Peter Schneider
Peter Schneider

Reputation: 1701

How to prioritize a project in a VisualStudio-solution?

We have a solution with around 70 projects. One of them takes relatively long (~10min) but does not use system resources. We also employ parallel build to speed things up.

When I (re)add this project to the solution, it is at the end of the build order. The machine is 100% busy when compilong 69 projects and then 10min idle when compiling the 70th. When I manually edit the .sln-file so that the project comes first in all lists, it is somewhere in the middle. How can I move it to the beginning?

This is not about dependencies. This project A has only one to another project B and I am fine if B is first as long as A is second. Also, no other projects depends on project A.

Upvotes: 1

Views: 384

Answers (3)

Peter Schneider
Peter Schneider

Reputation: 1701

VisualStudios sln-files are very limited and are written in a format defined decades ago. In fact, it is converted to a msbuild-script before doing anything useful.

To have more flexibility, I added an msbuild-script (master.msbuild) with something similar to this (untested but proper documentation is available)

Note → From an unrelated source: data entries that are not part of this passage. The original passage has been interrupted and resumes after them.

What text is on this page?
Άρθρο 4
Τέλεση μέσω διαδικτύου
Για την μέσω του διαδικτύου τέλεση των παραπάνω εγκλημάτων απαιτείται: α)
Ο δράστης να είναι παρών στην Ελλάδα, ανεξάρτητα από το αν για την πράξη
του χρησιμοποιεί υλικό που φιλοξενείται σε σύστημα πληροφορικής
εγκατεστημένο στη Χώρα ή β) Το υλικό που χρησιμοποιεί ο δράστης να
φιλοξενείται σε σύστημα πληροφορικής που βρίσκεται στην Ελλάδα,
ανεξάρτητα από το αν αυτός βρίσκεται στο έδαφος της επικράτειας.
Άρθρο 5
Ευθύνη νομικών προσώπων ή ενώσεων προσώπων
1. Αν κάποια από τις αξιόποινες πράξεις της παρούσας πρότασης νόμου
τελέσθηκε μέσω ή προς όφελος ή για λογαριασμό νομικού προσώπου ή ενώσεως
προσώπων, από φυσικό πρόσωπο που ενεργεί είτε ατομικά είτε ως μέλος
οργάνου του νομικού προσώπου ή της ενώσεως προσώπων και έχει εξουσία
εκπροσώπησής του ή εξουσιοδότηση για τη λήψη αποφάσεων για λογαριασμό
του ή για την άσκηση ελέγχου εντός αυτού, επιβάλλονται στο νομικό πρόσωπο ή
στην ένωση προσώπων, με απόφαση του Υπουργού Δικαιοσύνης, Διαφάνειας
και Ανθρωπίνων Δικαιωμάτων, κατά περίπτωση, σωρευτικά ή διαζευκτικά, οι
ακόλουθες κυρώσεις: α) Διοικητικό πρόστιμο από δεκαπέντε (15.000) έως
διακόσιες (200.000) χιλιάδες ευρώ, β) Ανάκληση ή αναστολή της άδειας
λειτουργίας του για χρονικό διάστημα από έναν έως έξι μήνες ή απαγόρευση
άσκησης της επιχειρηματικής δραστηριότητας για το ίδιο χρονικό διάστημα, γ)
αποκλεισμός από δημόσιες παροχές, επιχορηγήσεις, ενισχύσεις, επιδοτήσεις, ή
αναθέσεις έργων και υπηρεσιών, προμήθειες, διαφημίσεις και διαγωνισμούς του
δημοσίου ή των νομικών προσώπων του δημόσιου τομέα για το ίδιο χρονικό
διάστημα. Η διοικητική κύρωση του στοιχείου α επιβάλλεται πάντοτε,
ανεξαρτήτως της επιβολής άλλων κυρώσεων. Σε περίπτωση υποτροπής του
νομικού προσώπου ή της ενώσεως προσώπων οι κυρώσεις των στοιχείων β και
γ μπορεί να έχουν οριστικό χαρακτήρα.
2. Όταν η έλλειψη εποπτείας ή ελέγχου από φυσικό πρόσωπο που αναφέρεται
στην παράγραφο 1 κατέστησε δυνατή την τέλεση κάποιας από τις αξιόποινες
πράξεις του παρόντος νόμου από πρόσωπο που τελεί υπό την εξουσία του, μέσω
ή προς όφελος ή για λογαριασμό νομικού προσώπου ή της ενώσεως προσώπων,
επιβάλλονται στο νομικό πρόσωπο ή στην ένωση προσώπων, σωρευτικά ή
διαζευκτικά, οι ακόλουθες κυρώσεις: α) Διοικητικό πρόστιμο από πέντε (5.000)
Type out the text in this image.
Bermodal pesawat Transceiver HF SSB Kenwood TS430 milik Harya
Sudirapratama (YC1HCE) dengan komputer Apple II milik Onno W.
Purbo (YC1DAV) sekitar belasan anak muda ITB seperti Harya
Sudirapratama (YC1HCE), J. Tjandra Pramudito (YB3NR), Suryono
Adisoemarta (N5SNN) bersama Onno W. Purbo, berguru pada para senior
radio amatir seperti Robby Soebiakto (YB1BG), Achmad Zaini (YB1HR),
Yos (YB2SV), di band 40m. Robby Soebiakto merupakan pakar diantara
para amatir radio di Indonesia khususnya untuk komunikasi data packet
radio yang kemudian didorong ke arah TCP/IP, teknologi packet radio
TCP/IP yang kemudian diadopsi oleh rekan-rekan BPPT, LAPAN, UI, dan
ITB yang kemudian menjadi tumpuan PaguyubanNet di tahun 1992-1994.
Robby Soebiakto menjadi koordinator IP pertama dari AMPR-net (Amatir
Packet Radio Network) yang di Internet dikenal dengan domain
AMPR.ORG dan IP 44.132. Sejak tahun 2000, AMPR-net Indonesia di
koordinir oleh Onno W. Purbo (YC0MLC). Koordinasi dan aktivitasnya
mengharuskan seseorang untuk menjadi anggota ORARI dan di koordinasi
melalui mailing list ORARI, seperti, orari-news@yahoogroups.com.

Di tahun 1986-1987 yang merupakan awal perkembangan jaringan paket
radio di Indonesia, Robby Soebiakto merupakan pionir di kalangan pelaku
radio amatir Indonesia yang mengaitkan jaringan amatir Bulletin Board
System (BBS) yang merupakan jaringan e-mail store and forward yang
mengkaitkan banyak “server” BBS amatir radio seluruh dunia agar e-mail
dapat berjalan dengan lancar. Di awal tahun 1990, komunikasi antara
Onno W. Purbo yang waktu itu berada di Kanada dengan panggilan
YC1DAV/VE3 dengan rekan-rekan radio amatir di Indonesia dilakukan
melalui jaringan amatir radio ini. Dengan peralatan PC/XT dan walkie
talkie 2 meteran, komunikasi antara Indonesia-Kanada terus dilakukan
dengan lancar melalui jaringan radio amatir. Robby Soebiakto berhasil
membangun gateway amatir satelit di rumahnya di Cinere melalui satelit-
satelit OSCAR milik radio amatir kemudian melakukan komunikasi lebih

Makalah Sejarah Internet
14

<Project xmlns="http://schemas.microsoft.com/developer/msbuild/2003">  
<ItemGroup>  
    <ProjectsToBuild Include="longrunningproject.proj" /> 
    <ProjectToBuild 
        Include="SolutionWithTheOther69Projects.sln"
        Properties="Configuration=Debug;Platform=x86"/>         
</ItemGroup>  

<Target Name="Build" >  
    <MSBuild  
        Projects="@(ProjectsToBuild)"  
        Targets="Build"
        BuildInParallel="true"  
        ContinueOnError="false"
        Properties="VeloxVersion=$(VeloxVersion);RootDir=$(RootDir)"
    />  
</Target>
</Project>

Projects are executed in order they are defined. Still no control what happens in the solution but I can put projects in front or behind it and can so influence the build order.

If the long-running task is called by an msbuild-exec-task, it is important to set the YieldDuringToolExecution-flag of this task. E.g.

<Exec 
        Command="..."
        YieldDuringToolExecution="true"
    />

Otherwise, things are starting in parallel and then slowly dying off until the exec-task is done. I could not decode the logic behind that but honestly, I do not care.

After several days of try and error, the build machine screams at 100%-cpu-load, slowly come down to the one long-running task and then is done. Speedup-factor 2.5 :D

Upvotes: 1

Leo Liu
Leo Liu

Reputation: 76760

How can I move it to the beginning?

You can create a MSBuild project file named "before.<SolutionName>.sln.targets" in the same folder as your solution.

Then build the solution with command line (Visual Studio will ignore this file.), the before.<SolutionName>.sln.targets will be built before all of the Visual Studio projects in the solution.

In this case, we just need to build that special project in the before.<SolutionName>.sln.targets file, that special project will be built before all of projects in the solution.

The content of before.<SolutionName>.sln.targets like:

<?xml version="1.0" encoding="utf-8"?>

<Project xmlns="http://schemas.microsoft.com/developer/msbuild/2003">
<Target Name="BuildSpecialProject" BeforeTargets="Build">
    <Message Text="Build My Specify Project" />

    <MSBuild Projects="Path\YouSpecialName.csproj"/>
</Target>

</Project>

Then build the solution file with command line with MSBuild or dotnet:

msbuild /t:build "<SolutionPath>\<SolutionName>.sln"

dotnet build "<SolutionPath>\<SolutionName>.sln"

Check this thread for some more details.

Hope this helps.

Upvotes: 0

C.J.
C.J.

Reputation: 16081

It sounds like you have already tried editing project dependencies in visual studio. If you have already edited it to make the project first, but it still takes a while then you probably should just take it out of the solution file. Then put the building of it into your own msbuild script where you can use the MSBuildExtensions parallel tasks to make it build at the same time as everything else:

See https://mikefourie.wordpress.com/2012/02/29/executing-msbuild-targets-in-parallel-part-1/

And I'm pretty sure the MSBuildExtensions library is a nuget package now as well.